Posiblemente concluyamos en que a nosotros no nos habla el Señor. Me esfuerzo, pero no le oigo. Quizás suceda que cuando observamos que no nos hacen caso, dejamos de hablarle. Estamos cansados de tanto insistir y recibir risas e indiferencias que dejamos de hablar. ¿Puede pasarnos algo parecido con el Señor?
Posiblemente sea así, pero a la inversa. El Señor nunca se cansará de hablarnos, pero si nosotros de tratar de escucharle. Sí, nos confundimos al decir que le escuchamos, porque no lo hacemos. Nos escuchamos, y también nos respondemos, nosotros mismos. Escuchar al Señor exige silencio, perseverancia, paciencia y constancia.

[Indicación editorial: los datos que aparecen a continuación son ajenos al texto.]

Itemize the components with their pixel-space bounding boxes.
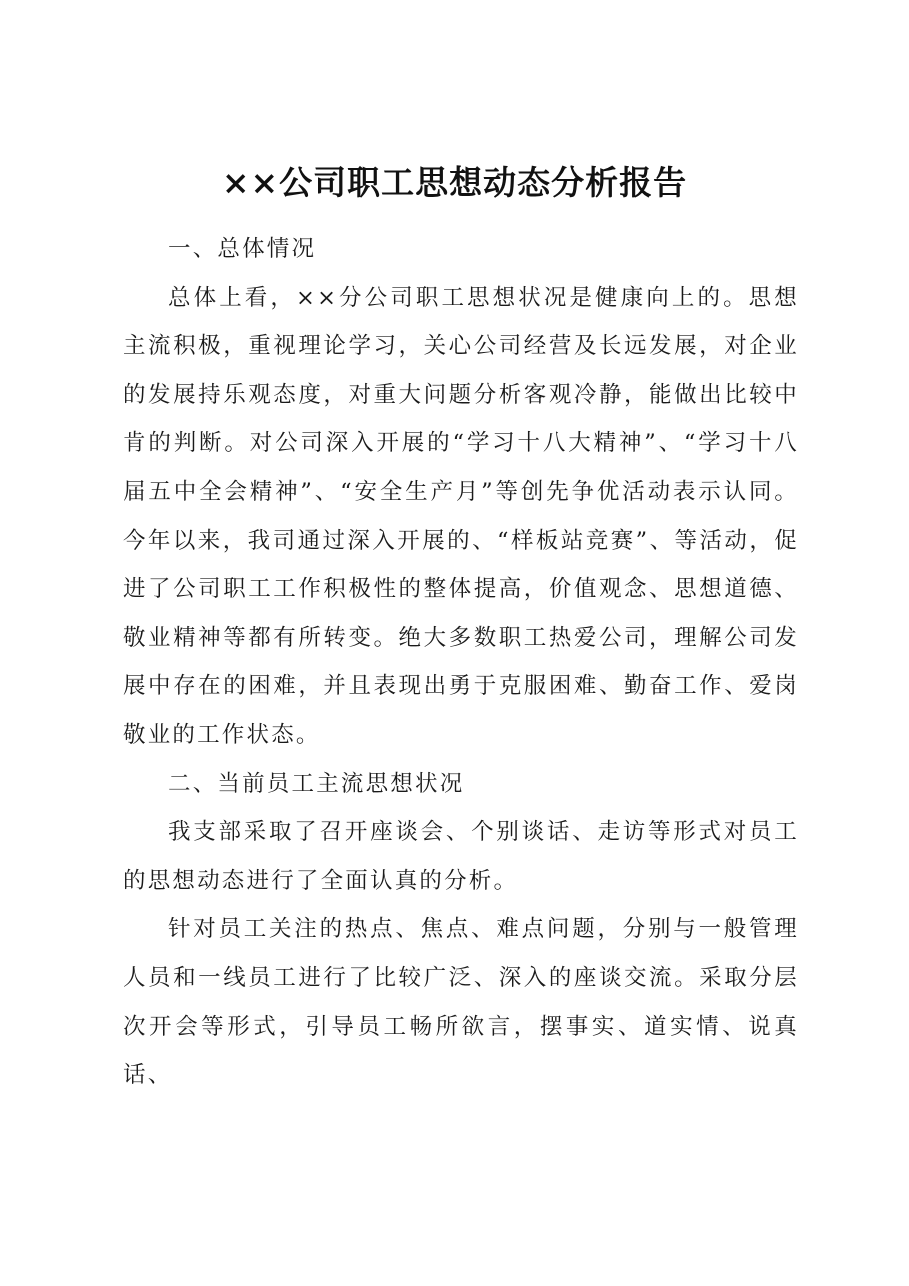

No se trata de exigir, sino de estar atento a sus Señales y a su Palabra. Y eso exige oración, cercanía, alimento espiritual, diálogo diario y constante. Y mucha atención. Cada día hay una pregunta y una respuesta; cada relación implica una actitud y un saber estar; cada acción reviste una dosis de amor y de ternura; cada verdad exige desnudarse y mostrar la pureza del corazón.
El lenguaje del Espíritu está siempre activo, y cada instante es una oportunidad para avanzar por donde el Espíritu nos indica. Tal y como hizo José y María, y como también caminó Jesús después de que Juan Bautista preparó el Camino.
Pidamos al Señor esa constancia, esa escucha, esa disposición, esa ternura, esa acción, esa confianza, ese estar presto a actuar a pesar de nuestros miedos y tribulaciones, confiados en su Palabra y su Amor. Amén.